DİL DERNEĞİ : CUMHURİYET BAYRAMIMIZ KUTLU OLSUN!

CUMHlogoRİYET BAYRAMIMIZ
KUTLU OLSUN!

Bir süredir, Atatürk devrimleriyle kazandığımız tüm değerler tersyüz ediliyor; Atatürk’e ve İnönü’ye ağır suçlamalar yöneltiliyor; Cumhuriyetin kurumları özgürlük, demokrasi getirmeyeceği belli rüzgârla savruluyor. Ulusumuz arka arkaya ölümler yaşıyor, yurttaşlar hukukun üstünlüğü ve ekonomik açıdan yoksunluklarla kuşatılıyor.

Biz, laik cumhuriyetimizin kuruluşunun 93. yılında düşüncesi, eylemleri ve dik duruşuyla ödünsüz olan, dünden bugüne Türkiye Cumhuriyeti yurttaşı olmaktan onur duyan her yaştaki gençleriz.

“Cumhuriyet ahlak erdemliliğine dayanan bir yönetimdir. Cumhuriyet erdemdir. Sultanlık korku ve tehdide dayanan bir yönetimdir. Cumhuriyet yönetimi erdemli ve namuslu insanlar yetiştirir.” diyen Atatürk‘e 93 yıldır inanıyoruz; sonsuza dek bu inancımızı koruyacağız.

Dün olduğu gibi bugün de Cumhuriyet Bayramını bu bilinçle kutlayacağız; çünkü Cumhuriyet Bayramı, bağımsızlık için savaşan, can veren atalarımızı; başta Cumhuriyetin kurucusu Mustafa Kemal Atatürk olmak üzere bütün devrimcileri saygıyla anacağımız; onlara yaraşan yurttaşlar olduğumuzu bir kez daha kanıtlayacağımız gündür.

Atatürk Söylev‘de, “Ulusal varlığı sona ermiş sayılan büyük bir ulusun bağımsızlığını nasıl kazandığını, bilim ve tekniğin en son ilkelerine dayanan ulusal ve çağdaş bir devleti nasıl kurduğunu” anlatmış; bugünü görürcesine devrim karşıtlarını uyarmış; bütün yurttaşları uyanık olmaya çağırmıştır. Her yaştaki gencin, her açıdan eşit olması gereken kadın ve erkeklerin Atatürk’le arkadaşlarının bin bir güçlük ve yüreklilikle aştığı zorlukları bilmesi; Atatürk’ün gençlere seslenişinin anlamını kavraması, laik cumhuriyetimizi sonsuza dek koruma gücümüzü pekiştirecektir!

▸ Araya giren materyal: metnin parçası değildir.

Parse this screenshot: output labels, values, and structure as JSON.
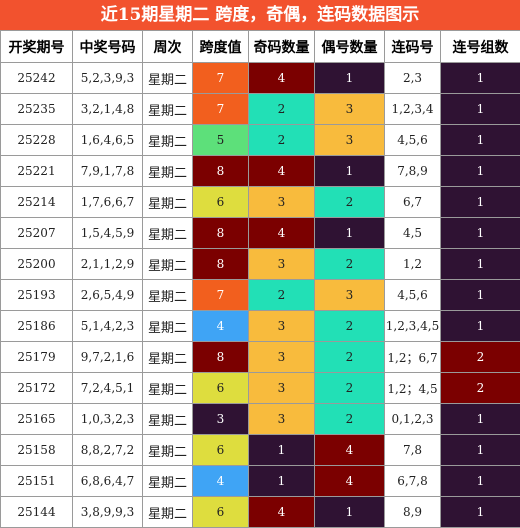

Cumhuriyetten önce “ümmi ümmet” olan, “kul” sayılan, yoksul, umarsız bir ulus Kurtuluş Savaşıyla yayılmacıya da içerideki işbirlikçilerine de direnmiş, Lozan Barış Anlaşmasıyla bütün dünyaya bağımsız bir cumhuriyet olduğunu kabul ettirmiştir. Bugün Kurtuluş Savaşını önemsemeyen, devrimleri engellemeye çalışanları kahramanlaştırıp “Yeni Osmanlılık” düşü kuranlar, bağımsızlık savaşının ayrıntılarını ve halkın yaşadıklarını yok sayanlardır. Sözde aydınların 21. yüzyılda kabaran saltanat-hilafet ve Osmanlılık özlemi; halkını ve yurdunu bırakıp kaçanlara düzülen övgüler; eğitimsizleştirilen, aş ve iş derdiyle umarsızlaşan, inancı ve köken ayrımı sömürülen halkı kandırabilir belki; ancak bu yüzyılda tarihin akışı tersine çevrilemez.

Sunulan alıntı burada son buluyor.